L’acidità ben integrata lo rende apprezzato come vino giovane anche se la freschezza la mantiene fino a due. Con un acino molto consistente e bucce sottili quest’uva si presta anche a sperimentazioni con lunghe macerazioni. Di buona struttura, mai banale, il Coda di Volpe 2010 di Vadiaperti. Fine al naso ricorda frutta a polpa bianca. L’acidità che termina con punte di sapido gli conferiscono alta bevibilità.
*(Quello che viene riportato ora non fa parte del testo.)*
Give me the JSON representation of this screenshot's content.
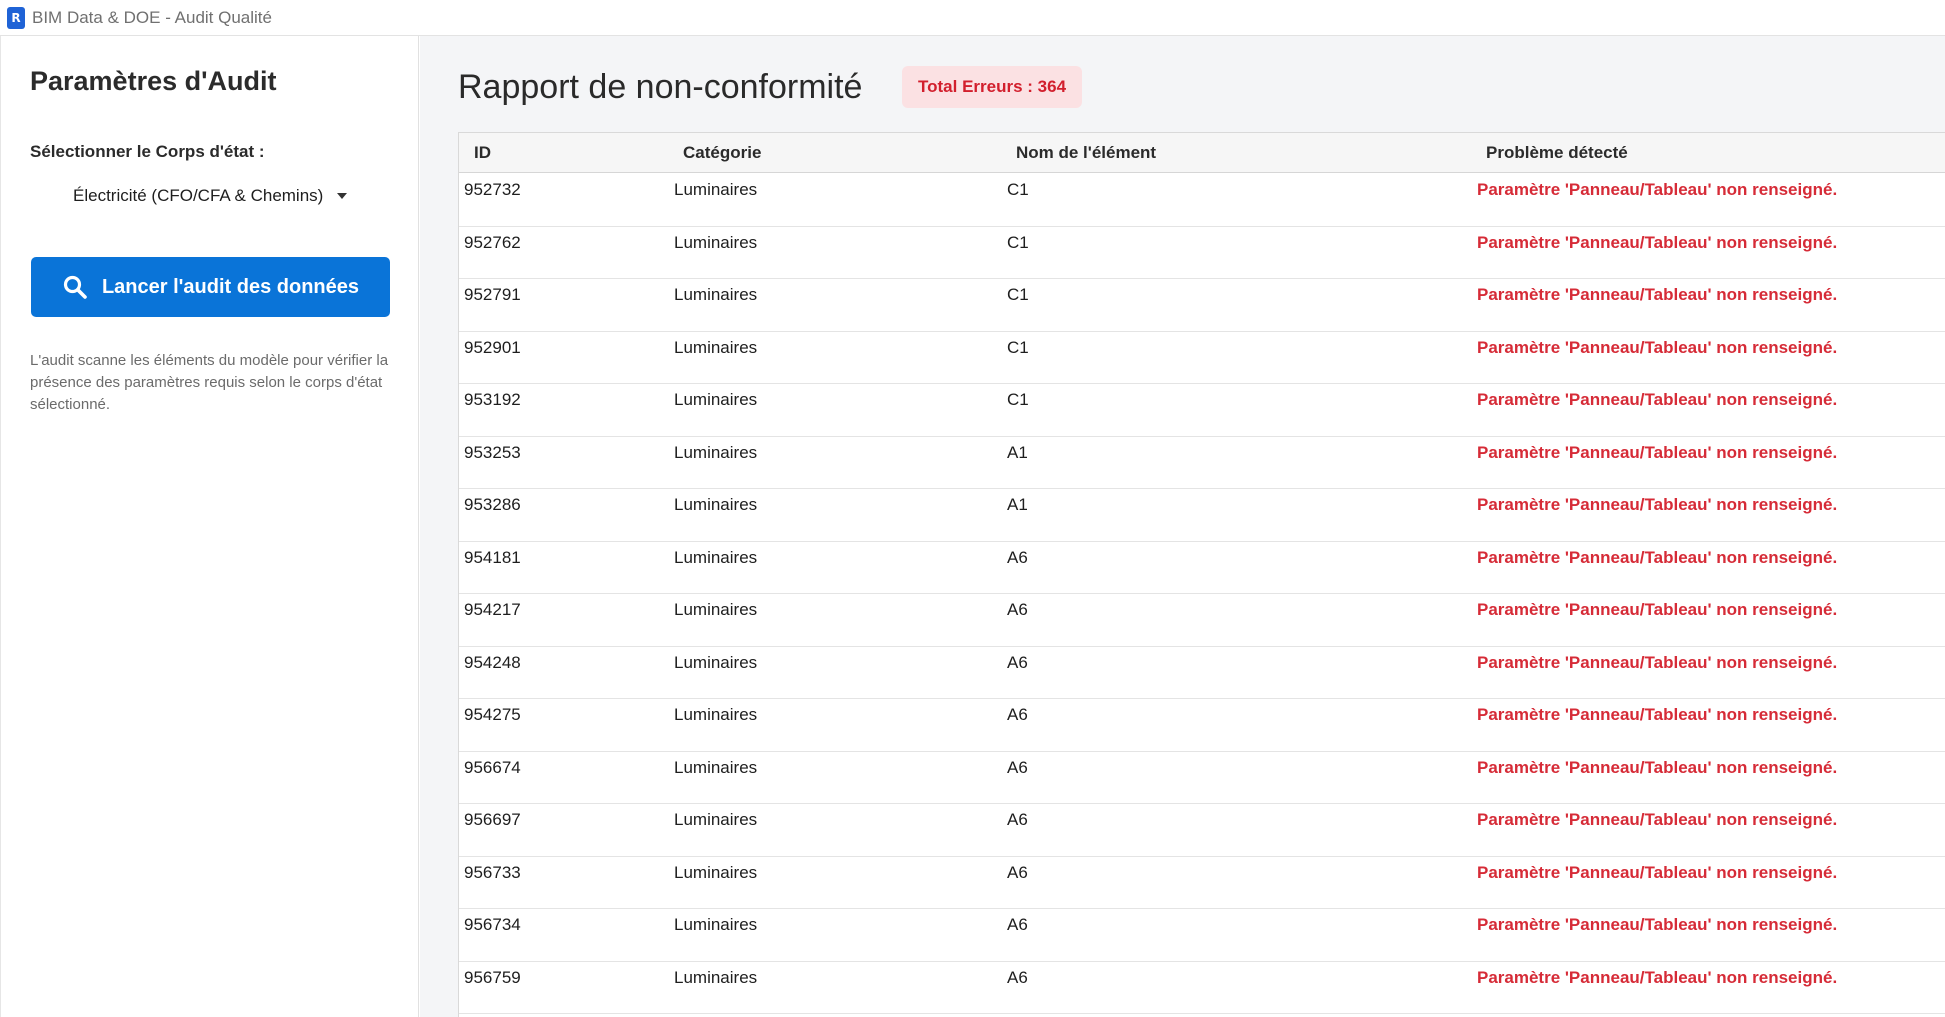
{
  "window": {
    "icon_letter": "R",
    "icon_sub": "",
    "title": "BIM Data & DOE - Audit Qualité"
  },
  "sidebar": {
    "title": "Paramètres d'Audit",
    "select_label": "Sélectionner le Corps d'état :",
    "selected_trade": "Électricité (CFO/CFA & Chemins)",
    "audit_button_label": "Lancer l'audit des données",
    "help_text": "L'audit scanne les éléments du modèle pour vérifier la présence des paramètres requis selon le corps d'état sélectionné."
  },
  "main": {
    "title": "Rapport de non-conformité",
    "total_label": "Total Erreurs :",
    "total_value": "364",
    "columns": [
      "ID",
      "Catégorie",
      "Nom de l'élément",
      "Problème détecté"
    ],
    "rows": [
      {
        "id": "952732",
        "category": "Luminaires",
        "name": "C1",
        "problem": "Paramètre 'Panneau/Tableau' non renseigné."
      },
      {
        "id": "952762",
        "category": "Luminaires",
        "name": "C1",
        "problem": "Paramètre 'Panneau/Tableau' non renseigné."
      },
      {
        "id": "952791",
        "category": "Luminaires",
        "name": "C1",
        "problem": "Paramètre 'Panneau/Tableau' non renseigné."
      },
      {
        "id": "952901",
        "category": "Luminaires",
        "name": "C1",
        "problem": "Paramètre 'Panneau/Tableau' non renseigné."
      },
      {
        "id": "953192",
        "category": "Luminaires",
        "name": "C1",
        "problem": "Paramètre 'Panneau/Tableau' non renseigné."
      },
      {
        "id": "953253",
        "category": "Luminaires",
        "name": "A1",
        "problem": "Paramètre 'Panneau/Tableau' non renseigné."
      },
      {
        "id": "953286",
        "category": "Luminaires",
        "name": "A1",
        "problem": "Paramètre 'Panneau/Tableau' non renseigné."
      },
      {
        "id": "954181",
        "category": "Luminaires",
        "name": "A6",
        "problem": "Paramètre 'Panneau/Tableau' non renseigné."
      },
      {
        "id": "954217",
        "category": "Luminaires",
        "name": "A6",
        "problem": "Paramètre 'Panneau/Tableau' non renseigné."
      },
      {
        "id": "954248",
        "category": "Luminaires",
        "name": "A6",
        "problem": "Paramètre 'Panneau/Tableau' non renseigné."
      },
      {
        "id": "954275",
        "category": "Luminaires",
        "name": "A6",
        "problem": "Paramètre 'Panneau/Tableau' non renseigné."
      },
      {
        "id": "956674",
        "category": "Luminaires",
        "name": "A6",
        "problem": "Paramètre 'Panneau/Tableau' non renseigné."
      },
      {
        "id": "956697",
        "category": "Luminaires",
        "name": "A6",
        "problem": "Paramètre 'Panneau/Tableau' non renseigné."
      },
      {
        "id": "956733",
        "category": "Luminaires",
        "name": "A6",
        "problem": "Paramètre 'Panneau/Tableau' non renseigné."
      },
      {
        "id": "956734",
        "category": "Luminaires",
        "name": "A6",
        "problem": "Paramètre 'Panneau/Tableau' non renseigné."
      },
      {
        "id": "956759",
        "category": "Luminaires",
        "name": "A6",
        "problem": "Paramètre 'Panneau/Tableau' non renseigné."
      }
    ]
  },
  "colors": {
    "accent": "#0a74d8",
    "error_text": "#d62b37",
    "error_badge_bg": "#fbe1e3"
  }
}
Con questo vitigno la cantina ha anche recuperato il sistema d’allevamento a tendone, pratica tradizionale dell’avellinese oramai perduta.
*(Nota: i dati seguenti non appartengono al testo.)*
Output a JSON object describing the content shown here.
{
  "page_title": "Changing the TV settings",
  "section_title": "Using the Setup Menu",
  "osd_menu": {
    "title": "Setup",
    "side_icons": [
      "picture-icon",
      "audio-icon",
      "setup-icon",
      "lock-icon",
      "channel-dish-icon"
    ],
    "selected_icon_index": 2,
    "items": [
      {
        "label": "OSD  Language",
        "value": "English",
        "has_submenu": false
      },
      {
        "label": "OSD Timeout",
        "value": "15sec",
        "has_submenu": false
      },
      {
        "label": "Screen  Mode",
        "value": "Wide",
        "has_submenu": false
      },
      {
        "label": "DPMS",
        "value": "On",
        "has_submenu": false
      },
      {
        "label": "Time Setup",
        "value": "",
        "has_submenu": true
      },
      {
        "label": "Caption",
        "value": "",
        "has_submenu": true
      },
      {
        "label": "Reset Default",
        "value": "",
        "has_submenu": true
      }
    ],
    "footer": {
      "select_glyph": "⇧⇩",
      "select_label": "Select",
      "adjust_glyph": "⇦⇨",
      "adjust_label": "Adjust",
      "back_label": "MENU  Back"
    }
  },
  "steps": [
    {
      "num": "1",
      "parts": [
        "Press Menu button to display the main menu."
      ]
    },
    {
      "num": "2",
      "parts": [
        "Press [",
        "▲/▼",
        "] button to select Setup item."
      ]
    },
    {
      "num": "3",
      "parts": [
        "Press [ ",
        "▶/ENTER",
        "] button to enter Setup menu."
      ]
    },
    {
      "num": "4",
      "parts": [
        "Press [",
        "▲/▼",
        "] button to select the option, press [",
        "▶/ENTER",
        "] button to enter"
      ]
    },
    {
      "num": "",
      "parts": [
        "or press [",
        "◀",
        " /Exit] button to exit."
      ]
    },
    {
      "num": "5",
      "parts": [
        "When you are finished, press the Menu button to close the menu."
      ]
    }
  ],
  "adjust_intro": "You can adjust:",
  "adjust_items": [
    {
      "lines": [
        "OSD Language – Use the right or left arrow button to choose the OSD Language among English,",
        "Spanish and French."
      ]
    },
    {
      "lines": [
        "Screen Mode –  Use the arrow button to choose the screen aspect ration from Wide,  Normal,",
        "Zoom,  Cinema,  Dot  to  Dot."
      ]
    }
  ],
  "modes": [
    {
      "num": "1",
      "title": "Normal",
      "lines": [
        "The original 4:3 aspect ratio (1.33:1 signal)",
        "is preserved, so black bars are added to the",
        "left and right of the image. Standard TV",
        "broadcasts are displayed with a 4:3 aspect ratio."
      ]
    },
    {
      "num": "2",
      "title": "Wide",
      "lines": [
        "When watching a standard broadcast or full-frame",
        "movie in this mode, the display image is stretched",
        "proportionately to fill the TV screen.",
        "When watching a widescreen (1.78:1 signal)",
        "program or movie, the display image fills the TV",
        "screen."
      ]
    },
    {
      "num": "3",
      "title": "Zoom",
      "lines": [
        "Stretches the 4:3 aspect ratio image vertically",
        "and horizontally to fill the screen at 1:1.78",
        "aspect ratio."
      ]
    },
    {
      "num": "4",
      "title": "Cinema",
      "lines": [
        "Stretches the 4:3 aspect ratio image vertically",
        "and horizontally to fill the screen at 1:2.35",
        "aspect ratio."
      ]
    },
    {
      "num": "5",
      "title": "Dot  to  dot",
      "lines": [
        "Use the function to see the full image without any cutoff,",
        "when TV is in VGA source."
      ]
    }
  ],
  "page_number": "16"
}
Note di mela golden e buona freschezza, così si presenta il Coda di Volpe 2010 della cantina Cavalier Pepe. Bianco che nasce negli ettari dell’azienda vocati all’Aglianico nel triangolo dei comuni Luogosano, S. Angelo all’Esca e Taurasi: “Mi piace perché è un vino versatile – ha detto la produttrice Melania Pepe -. Lo abbiamo piantato 20 anni fa. Era poco conosciuto ma per noi ne valeva la pena”. Unica testimonianza di come questo vino abbia buone prospettiva di longevità è l’annata 2008 della serie portata da Masseria Murata azienda ancora con un’acidità spiccata. Le vigne sono quelle che il proprietario Gianluca Argenziano ha ereditato dal nonno. “Per noi questo vitigno è un piccolo principe. Estremamente adattabile a diversi tipi di terreni e altitudini”. Bassa resa, raccolta a mano e macerazione a freddo per 18/24 ore sulle bucce per questo vino che lascia al naso e al palato note agrumate. Gradevole anche il Coda di Volpe di Casa dell’Orco cantina storica di San Michele di Pratola. Erbaceo con note di felce il 2010 di Tenuta Ponte. Erbaceo anche il Coda di Volpe di D’Antiche Terre una delle prime cantine ad avere imbottigliato questo vitigno con il proprio marchio.